IIED and development organisation Hivos have launched a two-year strategic partnership to provide research-based policy advice to improve sustainable food systems and access to energy in developing and emerging countries.

News, 22 January 2014
A village in North Sri Lanka benefits from energy provided by a solar panel (Photo: Department of Foreign Affairs and Trade, via Creative Commons http://creativecommons.org/licenses/by/2.0/)

A village in North Sri Lanka benefits from energy provided by a solar panel (Photo: Department of Foreign Affairs and Trade, via Creative Commons)

The partners will set up two Change Labs in the 'Food' and 'Energy' domains, which will bring the expertise and partner networks of each organisation into joint programmes of work.

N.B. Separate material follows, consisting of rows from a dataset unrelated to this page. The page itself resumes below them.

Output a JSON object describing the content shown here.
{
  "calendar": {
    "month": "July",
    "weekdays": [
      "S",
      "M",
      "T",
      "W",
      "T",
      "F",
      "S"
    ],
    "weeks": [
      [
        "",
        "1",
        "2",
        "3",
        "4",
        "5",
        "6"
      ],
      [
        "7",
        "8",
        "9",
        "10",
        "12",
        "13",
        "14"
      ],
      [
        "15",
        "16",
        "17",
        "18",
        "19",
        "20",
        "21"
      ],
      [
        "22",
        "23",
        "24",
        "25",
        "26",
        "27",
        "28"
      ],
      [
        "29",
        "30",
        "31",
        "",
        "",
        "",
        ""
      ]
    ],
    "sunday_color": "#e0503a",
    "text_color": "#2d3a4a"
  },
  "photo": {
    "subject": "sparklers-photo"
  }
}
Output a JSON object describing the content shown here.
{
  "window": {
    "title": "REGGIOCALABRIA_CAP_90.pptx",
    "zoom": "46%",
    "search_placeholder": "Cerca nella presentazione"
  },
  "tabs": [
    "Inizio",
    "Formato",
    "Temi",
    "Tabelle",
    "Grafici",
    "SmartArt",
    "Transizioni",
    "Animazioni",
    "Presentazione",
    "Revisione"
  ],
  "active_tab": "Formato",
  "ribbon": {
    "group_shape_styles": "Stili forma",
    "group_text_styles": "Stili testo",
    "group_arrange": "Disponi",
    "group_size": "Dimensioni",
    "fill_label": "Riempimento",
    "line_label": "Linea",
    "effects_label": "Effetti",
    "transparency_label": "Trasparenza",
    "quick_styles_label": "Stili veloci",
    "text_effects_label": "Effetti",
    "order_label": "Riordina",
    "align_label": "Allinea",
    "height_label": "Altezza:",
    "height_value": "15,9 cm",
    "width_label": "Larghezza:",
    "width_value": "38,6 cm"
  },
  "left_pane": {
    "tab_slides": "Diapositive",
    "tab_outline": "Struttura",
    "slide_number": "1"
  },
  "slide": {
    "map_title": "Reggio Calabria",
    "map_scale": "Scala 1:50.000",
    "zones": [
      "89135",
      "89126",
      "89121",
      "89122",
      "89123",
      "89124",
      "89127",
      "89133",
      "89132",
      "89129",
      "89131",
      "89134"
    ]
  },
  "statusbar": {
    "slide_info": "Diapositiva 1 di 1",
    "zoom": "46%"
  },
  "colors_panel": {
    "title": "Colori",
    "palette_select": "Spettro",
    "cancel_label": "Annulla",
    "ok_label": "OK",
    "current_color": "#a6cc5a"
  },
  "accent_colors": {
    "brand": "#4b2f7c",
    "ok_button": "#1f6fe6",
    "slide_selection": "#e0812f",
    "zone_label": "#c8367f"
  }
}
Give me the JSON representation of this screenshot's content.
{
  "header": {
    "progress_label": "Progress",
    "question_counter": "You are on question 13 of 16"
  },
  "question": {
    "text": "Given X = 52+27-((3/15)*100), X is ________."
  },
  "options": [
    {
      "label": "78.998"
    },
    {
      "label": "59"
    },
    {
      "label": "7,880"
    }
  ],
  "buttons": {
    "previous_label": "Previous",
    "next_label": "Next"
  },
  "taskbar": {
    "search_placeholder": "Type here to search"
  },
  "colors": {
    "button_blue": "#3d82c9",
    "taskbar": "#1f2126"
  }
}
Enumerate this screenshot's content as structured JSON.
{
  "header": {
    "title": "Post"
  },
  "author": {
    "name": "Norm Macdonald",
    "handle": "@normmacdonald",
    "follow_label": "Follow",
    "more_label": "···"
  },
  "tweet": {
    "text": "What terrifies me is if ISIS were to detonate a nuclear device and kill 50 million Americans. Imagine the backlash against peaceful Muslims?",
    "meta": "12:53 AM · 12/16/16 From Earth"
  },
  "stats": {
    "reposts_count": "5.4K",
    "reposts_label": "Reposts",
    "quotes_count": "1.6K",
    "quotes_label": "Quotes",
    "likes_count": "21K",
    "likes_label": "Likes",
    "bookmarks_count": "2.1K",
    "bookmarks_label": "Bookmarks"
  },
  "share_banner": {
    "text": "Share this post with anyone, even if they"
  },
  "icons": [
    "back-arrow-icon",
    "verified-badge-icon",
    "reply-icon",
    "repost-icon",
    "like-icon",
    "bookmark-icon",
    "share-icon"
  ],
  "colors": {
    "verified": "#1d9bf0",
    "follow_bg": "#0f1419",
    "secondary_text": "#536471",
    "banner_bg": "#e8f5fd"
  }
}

This will enable both IIED and Hivos to share skills and knowledge, innovate in their research and advocacy agendas, and identify new opportunities to advance green and inclusive interventions in the food and energy domains.

This will include the collaborative work on greening of informality sectors, payments for ecosystem services, access to productive energy, and other subjects.

In recent years, Hivos and IIED have collaborated on a programme of work called 'Small Producer Agency in a Globalized Market'. This experience was "highly energizing and really productive," says IIED director Camilla Toulmin. She welcomes the new partnership as recognition of the added value of joint learning trajectories. "We need to bridge the unequal patterns of production and consumption through combining our knowledge and design an ambitious and do-able agenda," she says.

Hivos director Edwin Huizing is looking forward to intensifying the collaboration: "Both organisations complement each other very well," he says. "We cannot influence the global green agenda on our own; together we can touch new areas, look forward and experiment to develop unexpected things."